Man-who-kills dropped to his knees and crawled toward an oil lamp. He picked it up with both hands and thrust it toward the old man. “There is oil in this, and wicks. Light it.”
“I do not have enough oil to waste. We have a fire.”
“Light it!”
Shuganan found the braided piece of reed Chagak used to light the lamps and, taking fire from the driftwood coals, lit the circle of wicks.
Man-who-kills held the lamp before him as if it were an amulet. He walked the length of the ulaq studying the carvings. Twice he reached out, as though to touch one, but quickly drew back his hand.
“They are hot?” Shuganan asked him, feeling as he had not felt since he was a young man, knowing the power of his gift instead of its shame.
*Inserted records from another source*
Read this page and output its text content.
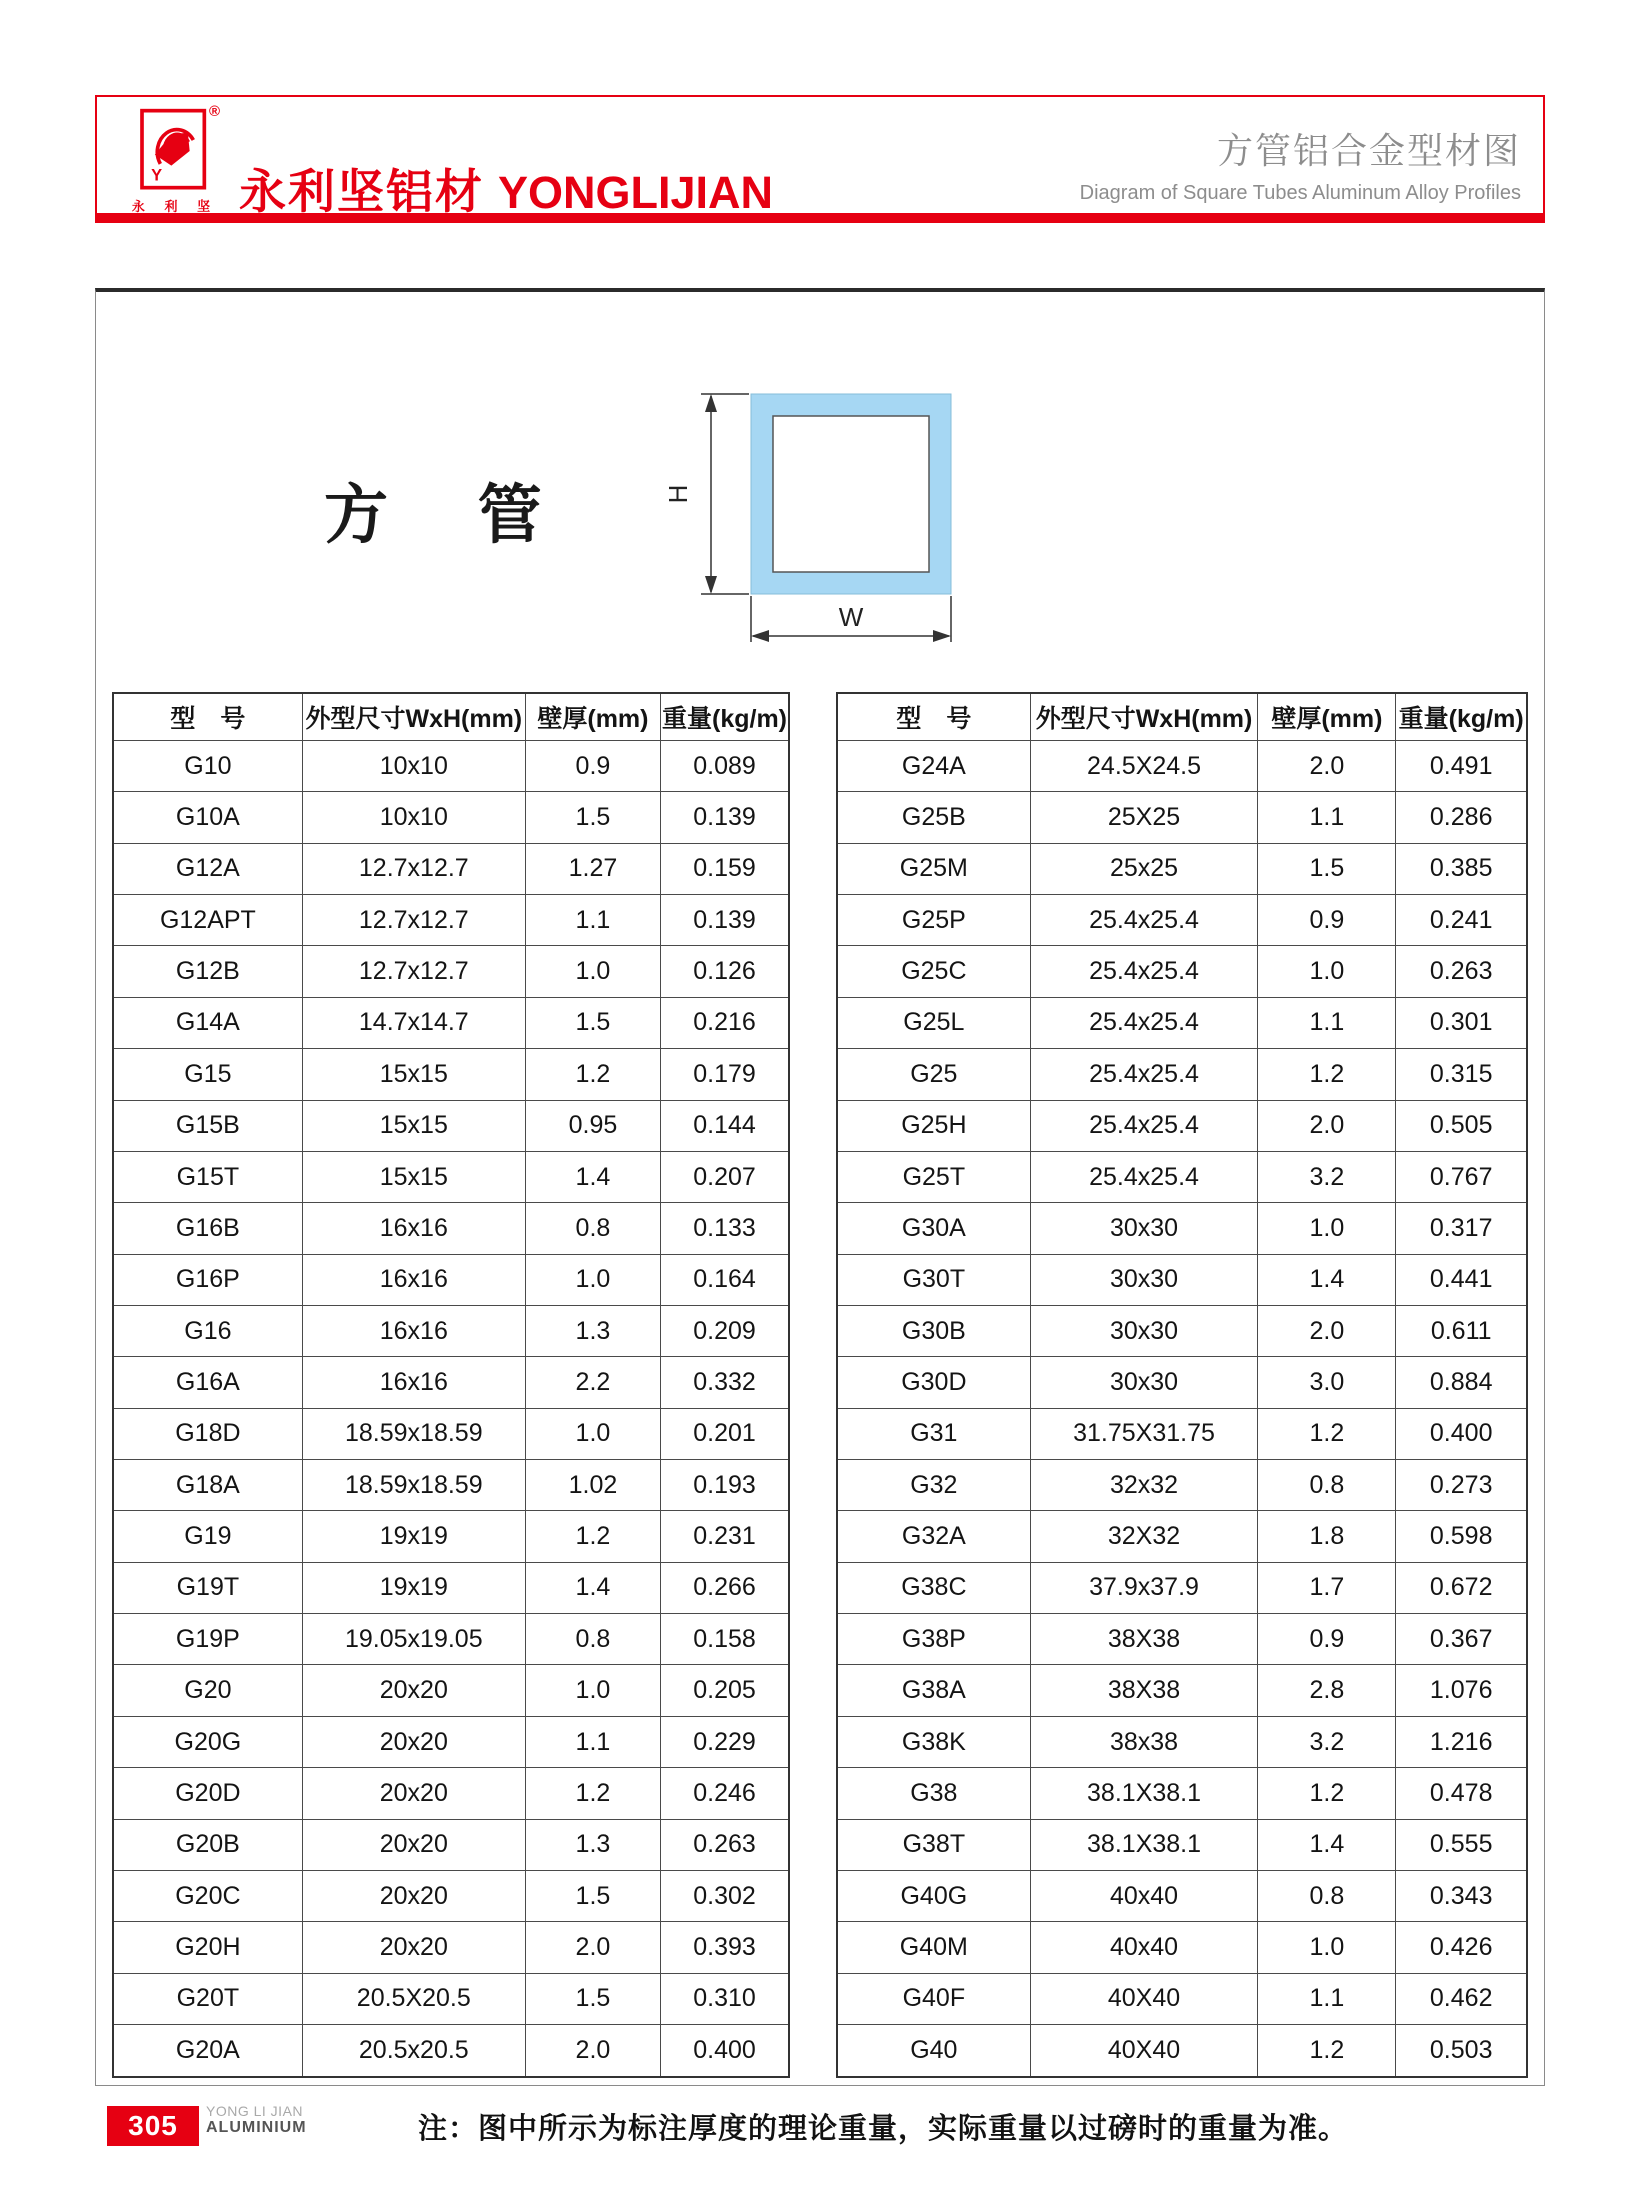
Y
®
永 利 坚 永利坚铝材 YONGLIJIAN
方管铝合金型材图
Diagram of Square Tubes Aluminum Alloy Profiles
方 管	H
W
型　号	外型尺寸WxH(mm)	壁厚(mm)	重量(kg/m)
G10	10x10	0.9	0.089
G10A	10x10	1.5	0.139
G12A	12.7x12.7	1.27	0.159
G12APT	12.7x12.7	1.1	0.139
G12B	12.7x12.7	1.0	0.126
G14A	14.7x14.7	1.5	0.216
G15	15x15	1.2	0.179
G15B	15x15	0.95	0.144
G15T	15x15	1.4	0.207
G16B	16x16	0.8	0.133
G16P	16x16	1.0	0.164
G16	16x16	1.3	0.209
G16A	16x16	2.2	0.332
G18D	18.59x18.59	1.0	0.201
G18A	18.59x18.59	1.02	0.193
G19	19x19	1.2	0.231
G19T	19x19	1.4	0.266
G19P	19.05x19.05	0.8	0.158
G20	20x20	1.0	0.205
G20G	20x20	1.1	0.229
G20D	20x20	1.2	0.246
G20B	20x20	1.3	0.263
G20C	20x20	1.5	0.302
G20H	20x20	2.0	0.393
G20T	20.5X20.5	1.5	0.310
G20A	20.5x20.5	2.0	0.400
型　号	外型尺寸WxH(mm)	壁厚(mm)	重量(kg/m)
G24A	24.5X24.5	2.0	0.491
G25B	25X25	1.1	0.286
G25M	25x25	1.5	0.385
G25P	25.4x25.4	0.9	0.241
G25C	25.4x25.4	1.0	0.263
G25L	25.4x25.4	1.1	0.301
G25	25.4x25.4	1.2	0.315
G25H	25.4x25.4	2.0	0.505
G25T	25.4x25.4	3.2	0.767
G30A	30x30	1.0	0.317
G30T	30x30	1.4	0.441
G30B	30x30	2.0	0.611
G30D	30x30	3.0	0.884
G31	31.75X31.75	1.2	0.400
G32	32x32	0.8	0.273
G32A	32X32	1.8	0.598
G38C	37.9x37.9	1.7	0.672
G38P	38X38	0.9	0.367
G38A	38X38	2.8	1.076
G38K	38x38	3.2	1.216
G38	38.1X38.1	1.2	0.478
G38T	38.1X38.1	1.4	0.555
G40G	40x40	0.8	0.343
G40M	40x40	1.0	0.426
G40F	40X40	1.1	0.462
G40	40X40	1.2	0.503
305	YONG LI JIAN
ALUMINIUM	注：图中所示为标注厚度的理论重量，实际重量以过磅时的重量为准。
“You are Shuganan,” Man-who-kills said, his voice a whisper. “The storytellers, the old men, they said you had died.”
“Then perhaps you are also dead, and we are both in the place of the dead.”
“Shut your mouth, old man,” said Man-who-kills. “You think you have more power than I? How many animals have you taken in the last year? How many women? You are old. Your powers grow weak.”
“Your storytellers told you that?” Shuganan asked. “They said my powers dim with age like a hunter’s powers? They should have said my powers increase with age, like the powers of a shaman.”